Saturday, September 07, 2013

The Abandoned Lands of Literature

A fascinating and honest piece from Mark Lawson in the Guardian, about "abandoned works". He's mostly talking about his own experience which I will come to in a second, but starts with asking around other novelists. I like the line that "Julian Barnes...had no missing fictions of his own" as it fits with the idea we have of him as a patrician aesthete; I don't particularly believe it. In the books that weren't pile, he mentions that Crace's last novel, longlisted for the Booker replaced an unpublished one, called "Archipelago". I seem to remember in James Atlas's biography of Saul Bellow that he'd uncovered a couple of unfinished novels early in the career that seem particularly un-Bellowesque, which Lawson might have mentioned. I know a number of contemporary novelists whose "second novel" has been quietly forgotten after negative thoughts from agent or publisher - possibly because it was too dissimilar to their first. Having been published for what they do well, writers often have a go at something they do less well, only return to the original well-spring. These abandoned lands will more than likely never see the light of day.

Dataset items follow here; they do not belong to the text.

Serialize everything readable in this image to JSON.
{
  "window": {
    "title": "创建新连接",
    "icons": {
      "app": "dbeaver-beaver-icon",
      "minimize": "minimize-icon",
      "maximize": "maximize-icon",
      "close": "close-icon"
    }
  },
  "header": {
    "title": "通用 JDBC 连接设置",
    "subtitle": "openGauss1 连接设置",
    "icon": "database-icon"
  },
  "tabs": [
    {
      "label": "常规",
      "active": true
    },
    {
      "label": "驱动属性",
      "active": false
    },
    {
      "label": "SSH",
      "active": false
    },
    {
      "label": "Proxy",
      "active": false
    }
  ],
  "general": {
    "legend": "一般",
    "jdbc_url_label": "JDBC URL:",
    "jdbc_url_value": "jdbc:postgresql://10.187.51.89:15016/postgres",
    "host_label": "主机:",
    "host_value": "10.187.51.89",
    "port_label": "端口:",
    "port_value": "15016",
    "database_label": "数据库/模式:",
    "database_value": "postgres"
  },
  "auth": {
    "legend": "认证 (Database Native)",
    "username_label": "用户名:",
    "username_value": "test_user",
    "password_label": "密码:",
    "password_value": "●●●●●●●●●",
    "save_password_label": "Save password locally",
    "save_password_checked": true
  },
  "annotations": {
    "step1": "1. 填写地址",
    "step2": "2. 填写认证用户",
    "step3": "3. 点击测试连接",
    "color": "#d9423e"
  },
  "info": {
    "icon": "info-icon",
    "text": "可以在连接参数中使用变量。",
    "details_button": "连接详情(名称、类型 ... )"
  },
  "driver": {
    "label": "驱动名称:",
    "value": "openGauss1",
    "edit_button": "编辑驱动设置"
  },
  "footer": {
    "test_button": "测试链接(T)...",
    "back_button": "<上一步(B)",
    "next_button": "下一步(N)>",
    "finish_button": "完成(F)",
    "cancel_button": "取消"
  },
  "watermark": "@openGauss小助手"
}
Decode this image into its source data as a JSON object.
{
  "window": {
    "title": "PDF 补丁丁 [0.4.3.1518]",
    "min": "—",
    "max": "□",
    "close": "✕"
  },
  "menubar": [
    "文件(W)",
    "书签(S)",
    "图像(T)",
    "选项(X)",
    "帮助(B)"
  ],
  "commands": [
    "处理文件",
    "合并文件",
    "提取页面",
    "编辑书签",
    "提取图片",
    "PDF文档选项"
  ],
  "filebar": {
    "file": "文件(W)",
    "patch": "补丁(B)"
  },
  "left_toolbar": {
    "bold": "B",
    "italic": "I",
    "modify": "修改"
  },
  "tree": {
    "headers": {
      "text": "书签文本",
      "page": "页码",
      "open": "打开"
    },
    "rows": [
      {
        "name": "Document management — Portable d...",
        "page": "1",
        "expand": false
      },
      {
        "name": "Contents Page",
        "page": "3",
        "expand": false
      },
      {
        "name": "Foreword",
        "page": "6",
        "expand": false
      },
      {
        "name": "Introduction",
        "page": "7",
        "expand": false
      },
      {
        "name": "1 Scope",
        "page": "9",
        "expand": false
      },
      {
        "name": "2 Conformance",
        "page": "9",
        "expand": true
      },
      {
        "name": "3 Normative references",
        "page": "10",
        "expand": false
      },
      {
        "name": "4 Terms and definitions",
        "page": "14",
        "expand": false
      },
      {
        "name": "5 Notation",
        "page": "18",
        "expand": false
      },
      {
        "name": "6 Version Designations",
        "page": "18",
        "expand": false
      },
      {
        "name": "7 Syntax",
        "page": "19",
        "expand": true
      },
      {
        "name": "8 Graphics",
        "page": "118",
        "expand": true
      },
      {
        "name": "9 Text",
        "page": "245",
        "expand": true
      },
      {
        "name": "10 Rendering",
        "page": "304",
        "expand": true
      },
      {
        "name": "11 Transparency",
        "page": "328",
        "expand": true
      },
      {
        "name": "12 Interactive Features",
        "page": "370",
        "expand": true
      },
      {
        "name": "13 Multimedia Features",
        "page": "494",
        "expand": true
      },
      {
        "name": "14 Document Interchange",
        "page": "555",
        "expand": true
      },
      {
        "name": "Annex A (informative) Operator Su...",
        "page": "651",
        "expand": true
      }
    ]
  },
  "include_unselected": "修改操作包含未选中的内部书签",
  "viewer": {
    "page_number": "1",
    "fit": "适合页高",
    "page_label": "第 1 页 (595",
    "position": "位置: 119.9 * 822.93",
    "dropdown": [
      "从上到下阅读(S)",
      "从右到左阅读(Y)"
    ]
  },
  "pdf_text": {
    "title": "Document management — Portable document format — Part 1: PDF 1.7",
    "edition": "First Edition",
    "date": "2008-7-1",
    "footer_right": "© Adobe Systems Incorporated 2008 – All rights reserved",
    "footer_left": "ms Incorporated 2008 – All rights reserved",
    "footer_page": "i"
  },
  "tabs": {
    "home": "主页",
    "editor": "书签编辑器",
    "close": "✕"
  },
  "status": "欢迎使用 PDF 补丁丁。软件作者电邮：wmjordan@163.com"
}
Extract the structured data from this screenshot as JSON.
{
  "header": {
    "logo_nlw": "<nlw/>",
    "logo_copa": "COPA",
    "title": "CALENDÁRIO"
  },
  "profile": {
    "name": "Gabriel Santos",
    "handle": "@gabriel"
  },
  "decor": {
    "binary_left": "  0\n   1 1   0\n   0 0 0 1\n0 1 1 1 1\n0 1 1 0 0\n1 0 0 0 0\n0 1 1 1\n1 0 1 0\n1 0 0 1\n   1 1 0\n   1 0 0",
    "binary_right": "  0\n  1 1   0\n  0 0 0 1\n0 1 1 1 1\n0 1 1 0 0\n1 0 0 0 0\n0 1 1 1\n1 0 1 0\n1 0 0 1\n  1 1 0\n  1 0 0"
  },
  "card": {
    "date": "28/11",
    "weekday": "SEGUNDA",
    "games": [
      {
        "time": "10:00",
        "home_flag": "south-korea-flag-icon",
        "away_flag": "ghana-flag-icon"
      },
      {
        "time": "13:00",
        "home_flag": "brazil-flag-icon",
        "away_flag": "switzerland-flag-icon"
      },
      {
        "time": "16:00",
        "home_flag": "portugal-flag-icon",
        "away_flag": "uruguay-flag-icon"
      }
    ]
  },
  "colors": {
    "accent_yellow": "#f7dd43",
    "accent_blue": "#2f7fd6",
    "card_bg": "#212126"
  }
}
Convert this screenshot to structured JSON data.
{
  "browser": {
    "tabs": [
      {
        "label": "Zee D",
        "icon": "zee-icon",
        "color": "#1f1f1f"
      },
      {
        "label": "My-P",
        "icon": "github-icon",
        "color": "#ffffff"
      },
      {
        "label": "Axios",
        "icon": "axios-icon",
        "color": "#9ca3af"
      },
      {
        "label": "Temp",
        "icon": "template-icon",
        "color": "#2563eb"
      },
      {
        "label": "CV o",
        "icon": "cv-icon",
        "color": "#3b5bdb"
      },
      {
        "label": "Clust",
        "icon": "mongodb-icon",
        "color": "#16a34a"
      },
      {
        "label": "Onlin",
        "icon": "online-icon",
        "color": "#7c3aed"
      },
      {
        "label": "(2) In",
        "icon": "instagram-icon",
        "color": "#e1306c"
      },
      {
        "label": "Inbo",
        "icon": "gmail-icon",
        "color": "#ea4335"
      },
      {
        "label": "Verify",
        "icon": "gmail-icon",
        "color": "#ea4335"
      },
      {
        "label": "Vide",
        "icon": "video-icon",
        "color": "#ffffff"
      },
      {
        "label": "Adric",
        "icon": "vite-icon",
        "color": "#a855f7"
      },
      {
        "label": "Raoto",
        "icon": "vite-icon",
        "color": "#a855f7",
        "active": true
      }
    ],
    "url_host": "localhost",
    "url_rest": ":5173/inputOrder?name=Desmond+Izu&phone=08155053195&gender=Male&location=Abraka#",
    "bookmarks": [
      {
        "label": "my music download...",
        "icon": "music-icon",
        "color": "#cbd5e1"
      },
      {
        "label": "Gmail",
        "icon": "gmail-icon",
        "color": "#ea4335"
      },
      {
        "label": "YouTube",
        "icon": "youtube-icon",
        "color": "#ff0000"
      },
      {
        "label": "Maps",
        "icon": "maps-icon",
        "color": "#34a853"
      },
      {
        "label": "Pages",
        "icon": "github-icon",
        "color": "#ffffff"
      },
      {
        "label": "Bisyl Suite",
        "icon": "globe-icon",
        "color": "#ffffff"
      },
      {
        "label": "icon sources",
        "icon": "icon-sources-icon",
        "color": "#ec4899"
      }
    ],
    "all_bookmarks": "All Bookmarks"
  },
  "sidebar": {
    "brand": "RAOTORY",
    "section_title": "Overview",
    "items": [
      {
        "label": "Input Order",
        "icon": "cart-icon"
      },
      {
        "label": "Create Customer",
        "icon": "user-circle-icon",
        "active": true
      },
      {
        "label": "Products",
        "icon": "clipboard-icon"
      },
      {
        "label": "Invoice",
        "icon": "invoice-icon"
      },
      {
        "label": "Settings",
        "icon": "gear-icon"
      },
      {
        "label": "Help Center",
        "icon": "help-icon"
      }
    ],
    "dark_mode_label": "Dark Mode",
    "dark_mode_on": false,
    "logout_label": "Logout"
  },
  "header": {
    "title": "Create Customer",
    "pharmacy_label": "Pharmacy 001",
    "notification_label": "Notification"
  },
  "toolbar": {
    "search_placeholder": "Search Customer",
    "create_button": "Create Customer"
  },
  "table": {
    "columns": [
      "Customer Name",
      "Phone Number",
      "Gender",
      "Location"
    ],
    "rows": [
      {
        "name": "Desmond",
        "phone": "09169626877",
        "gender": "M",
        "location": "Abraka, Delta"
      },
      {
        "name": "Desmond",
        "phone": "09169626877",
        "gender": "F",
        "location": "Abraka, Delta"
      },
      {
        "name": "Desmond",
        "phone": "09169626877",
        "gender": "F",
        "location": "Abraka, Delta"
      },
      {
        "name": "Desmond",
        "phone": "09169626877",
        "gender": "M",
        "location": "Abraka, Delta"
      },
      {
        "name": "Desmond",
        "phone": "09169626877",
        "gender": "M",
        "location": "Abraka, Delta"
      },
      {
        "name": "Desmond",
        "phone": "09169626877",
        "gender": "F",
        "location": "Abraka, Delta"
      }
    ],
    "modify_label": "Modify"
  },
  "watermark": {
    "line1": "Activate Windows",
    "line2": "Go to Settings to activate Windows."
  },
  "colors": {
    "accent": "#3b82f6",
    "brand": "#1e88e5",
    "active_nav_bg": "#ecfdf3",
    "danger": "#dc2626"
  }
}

"Finished" is a funny word as well - "abandoned" does seem the better one. Though whether you ever full abandon the ideas is another matter. What interests me is how you can forget works that you never quite got on with, as they ran out of steam - alot depends on how you write. I imagine the writer who gets to the end regardless is as much a consummate craftsperson as anything else; and there's something to be said for that. Of the novels I've finished the only one I really don't rate was where I was trying to write something for a competition and I'd taken on criticism about a previous work. I got to the end, but the work was boring and hardly deserved the effort. It was a lesson I had to learn.

More puzzling are the reasons for Lawson's abandoned fictions. He's remarkably honest, given that he probably knows he'll attract a bit of derision for it; but one is struck by how a certain type of contemporary novelist is flailing around looking for a saleable idea: I suppose not being a commerical writer - or one who researches much - I've never thought of this. I'm reminded of the character in Tender is the Night who dedicates years to writing a particular scientific paper, only for it to be rejected when he submits it as they've just accepted one on the same subject. I always thought this was Fitzgerald's wry comment on "writing for the market".  The unforeseen moment when Lawson meets the child of one of the character's he's writing about is an obvious reason enough for stopping a particular work; though "faction" surely requires an Albert Goldman style steeliness. Lawson comes across the better for having stopped writing the work; though one wonders about why he'd started it in the first place? Perhaps his job as an arts journalist puts him in a uniquely difficult situation. I kind of imagine a pack of novelist-journalists circling round for the juiciest contemporary stories. His honesty to admit he was writing a book called "Di(e)" a fictional what if Princess Diana hadn't died is admirable, as it sounds a terrible book, a terrible idea - but I'm more worried where he abandons a novel because a book with similar themes has also come out at the same time. This is the area where the contemporary novelist runs the same risks as the historical one.

Certainly agents warn against following the latest trend, as chances are they've already excepted all the vampire books or whatever is in the shops now, and are actually looking for the next one.

What I think Lawson highlights is that the myth and mystery of writing is as likely to be influenced by the market for it as anything else. I had an unfinished internet novel rejected not because it was too similar to Matt Beaumont's "e the novel" but because the agent felt there wasn't room to sell it. (That internet was a fly by night thing wasn't it?)

I began thinking of my own unfinished works. There's "Sleeping Next to God" a millenial noir that I abandoned in 1997 to write the novel I wrote on my M.A. Had I not done the masters then surely I'd have finished it? Not much call for millenial novels (with a hint of the second coming) around 2013 I imagine. Then there's "All this Scenery" a novel that I read from as "in progress" as long ago as 1999 and really should finish some day. A novel about the Manchester music scene, it, at least, remains ever relevant!